Geo: Perform Git over HTTP requests as a custom action instead of Proxy requests
Before
When a user performs a Git over SSH request to secondary node, Gitlab Shell performs requests to secondary Workhorse & Rails which performs a Git over HTTP request to primary.
sequenceDiagram
participant C as Git on client
participant S as GitLab Shell
participant I as Workhorse & Rails
participant P as Workhorse & Rails
Note left of C: git fetch
Note over S,I: Secondary site
Note over P: Primary site
C->>+S: ssh git receive-pack request
S->>I: SSH key validation (api/v4/internal/authorized_keys?key=..)
I-->>S: HTTP/1.1 300 (custom action status) with {endpoint, msg, primary_repo}
S->>I: POST /api/v4/geo/proxy_git_ssh/info_refs_receive_pack
I->>P: POST $PRIMARY/foo/bar.git/info/refs/?service=git-receive-pack
P-->>I: HTTP/1.1 200 OK
I-->>S: <response>
S-->>C: return Git response from primary
C-->>S: stream Git data to push
S->>I: POST /api/v4/geo/proxy_git_ssh/receive_pack
I->>P: POST $PRIMARY/foo/bar.git/git-receive-pack
P-->>I: HTTP/1.1 200 OK
I-->>S: <response>
S-->>-C: gitlab-shell receive-pack response
After
When a user performs a Git over SSH request to secondary node, Gitlab Shell performs Git over HTTP requests to primary Workhorse & Rails.
sequenceDiagram
participant C as Git on client
participant S as GitLab Shell
participant I as Workhorse & Rails
participant P as Workhorse & Rails
Note left of C: git fetch
Note over S,I: Secondary site
Note over P: Primary site
C->>+S: ssh git receive-pack request
S->>I: SSH key validation (api/v4/internal/authorized_keys?key=..)

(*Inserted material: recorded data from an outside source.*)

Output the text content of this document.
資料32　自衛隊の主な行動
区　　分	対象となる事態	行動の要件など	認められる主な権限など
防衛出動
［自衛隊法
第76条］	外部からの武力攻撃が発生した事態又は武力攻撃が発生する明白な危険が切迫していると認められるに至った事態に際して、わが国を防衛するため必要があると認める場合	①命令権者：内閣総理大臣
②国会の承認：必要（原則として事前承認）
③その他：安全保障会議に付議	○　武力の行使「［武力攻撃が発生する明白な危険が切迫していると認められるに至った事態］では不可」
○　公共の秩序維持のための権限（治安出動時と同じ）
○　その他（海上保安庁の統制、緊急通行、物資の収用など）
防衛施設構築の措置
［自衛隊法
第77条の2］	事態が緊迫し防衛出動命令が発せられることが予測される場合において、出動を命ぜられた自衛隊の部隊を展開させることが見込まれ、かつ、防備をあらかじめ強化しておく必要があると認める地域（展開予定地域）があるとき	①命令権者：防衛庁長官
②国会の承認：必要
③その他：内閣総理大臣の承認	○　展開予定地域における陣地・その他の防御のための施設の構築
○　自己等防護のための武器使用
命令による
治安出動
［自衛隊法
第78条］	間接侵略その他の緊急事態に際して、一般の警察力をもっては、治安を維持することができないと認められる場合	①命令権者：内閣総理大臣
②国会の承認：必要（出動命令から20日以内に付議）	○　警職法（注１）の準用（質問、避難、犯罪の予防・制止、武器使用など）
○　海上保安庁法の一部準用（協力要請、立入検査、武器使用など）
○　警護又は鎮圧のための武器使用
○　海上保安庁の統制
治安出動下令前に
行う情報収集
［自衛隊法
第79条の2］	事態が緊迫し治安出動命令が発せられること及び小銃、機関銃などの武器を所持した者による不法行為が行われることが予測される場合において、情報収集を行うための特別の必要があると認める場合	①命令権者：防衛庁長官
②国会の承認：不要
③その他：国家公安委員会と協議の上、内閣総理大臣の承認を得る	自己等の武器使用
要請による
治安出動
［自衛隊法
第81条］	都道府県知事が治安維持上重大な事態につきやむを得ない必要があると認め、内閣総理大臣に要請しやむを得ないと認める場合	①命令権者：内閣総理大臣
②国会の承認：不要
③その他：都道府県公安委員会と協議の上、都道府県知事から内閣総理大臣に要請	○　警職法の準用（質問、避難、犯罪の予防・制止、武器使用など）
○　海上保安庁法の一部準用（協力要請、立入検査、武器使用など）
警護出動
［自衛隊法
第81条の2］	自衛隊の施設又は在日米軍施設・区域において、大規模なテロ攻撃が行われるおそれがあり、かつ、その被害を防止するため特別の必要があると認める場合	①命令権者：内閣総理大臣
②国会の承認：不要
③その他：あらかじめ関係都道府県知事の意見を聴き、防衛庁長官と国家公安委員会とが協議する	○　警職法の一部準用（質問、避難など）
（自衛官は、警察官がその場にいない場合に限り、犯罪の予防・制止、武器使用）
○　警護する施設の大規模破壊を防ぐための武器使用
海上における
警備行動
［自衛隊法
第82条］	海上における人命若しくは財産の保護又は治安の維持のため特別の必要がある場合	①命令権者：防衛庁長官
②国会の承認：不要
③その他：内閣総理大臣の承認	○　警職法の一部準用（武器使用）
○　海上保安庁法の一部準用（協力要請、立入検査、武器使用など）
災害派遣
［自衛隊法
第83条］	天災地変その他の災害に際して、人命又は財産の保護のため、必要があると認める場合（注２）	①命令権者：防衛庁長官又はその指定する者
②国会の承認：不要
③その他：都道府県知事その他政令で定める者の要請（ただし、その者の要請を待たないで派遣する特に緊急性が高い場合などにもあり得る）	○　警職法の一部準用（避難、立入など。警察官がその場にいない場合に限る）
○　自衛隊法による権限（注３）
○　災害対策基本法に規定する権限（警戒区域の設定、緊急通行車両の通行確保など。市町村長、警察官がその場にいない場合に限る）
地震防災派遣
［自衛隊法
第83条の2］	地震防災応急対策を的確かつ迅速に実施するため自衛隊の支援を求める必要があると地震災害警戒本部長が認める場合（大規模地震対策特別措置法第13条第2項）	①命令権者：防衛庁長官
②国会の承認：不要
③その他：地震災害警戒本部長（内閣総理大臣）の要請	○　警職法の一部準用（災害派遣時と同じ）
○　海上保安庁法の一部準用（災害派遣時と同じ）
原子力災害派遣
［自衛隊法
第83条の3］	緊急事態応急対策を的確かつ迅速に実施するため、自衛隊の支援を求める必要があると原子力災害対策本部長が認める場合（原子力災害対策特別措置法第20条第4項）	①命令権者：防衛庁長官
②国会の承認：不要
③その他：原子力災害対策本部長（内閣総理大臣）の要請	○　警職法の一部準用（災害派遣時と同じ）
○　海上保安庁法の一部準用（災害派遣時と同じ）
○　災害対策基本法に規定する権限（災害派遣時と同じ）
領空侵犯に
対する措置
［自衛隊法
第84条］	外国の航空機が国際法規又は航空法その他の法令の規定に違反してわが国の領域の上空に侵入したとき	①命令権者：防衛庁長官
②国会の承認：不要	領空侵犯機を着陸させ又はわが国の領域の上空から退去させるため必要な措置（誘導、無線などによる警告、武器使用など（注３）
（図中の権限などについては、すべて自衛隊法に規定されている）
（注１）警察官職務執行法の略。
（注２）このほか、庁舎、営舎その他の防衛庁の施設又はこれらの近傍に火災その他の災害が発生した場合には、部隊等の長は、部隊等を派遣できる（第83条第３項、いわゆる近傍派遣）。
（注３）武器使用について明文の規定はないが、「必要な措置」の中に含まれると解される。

I-->>S: HTTP/1.1 300 (custom action status) with {endpoint, msg, primary_repo, authorization headers}
S->>P: POST $PRIMARY/foo/bar.git/info/refs/?service=git-receive-pack
P-->>S: HTTP/1.1 200 OK
P-->>S: <response>
S-->>C: return Git response from primary
C-->>S: stream Git data to push
S->>P: POST $PRIMARY/foo/bar.git/git-receive-pack
P-->>S: HTTP/1.1 200 OK
P-->>S: <response>
S-->>-C: gitlab-shell receive-pack response
Problem
As we've agreed in Geo: Proxy Git push over SSH via Workhorse, not... (gitlab#387568 - closed) it makes sense to move the Git over HTTP requests to Primary to Gitlab Shell to avoid proxying large blobs of data via Gitlab Rails. Rails will provide authorization headers: Geo: Send authorization headers to Gitlab Shell... (gitlab#390101 - closed), Gitlab Shell needs to perform Git over HTTP request and send the response to user.
Proposal
Instead of performing proxy HTTP requests, let's perform Git over HTTPS request straight to Primary node. Gitlab Rails may return a feature flag, let's take it into account to be able to switch between behaviors.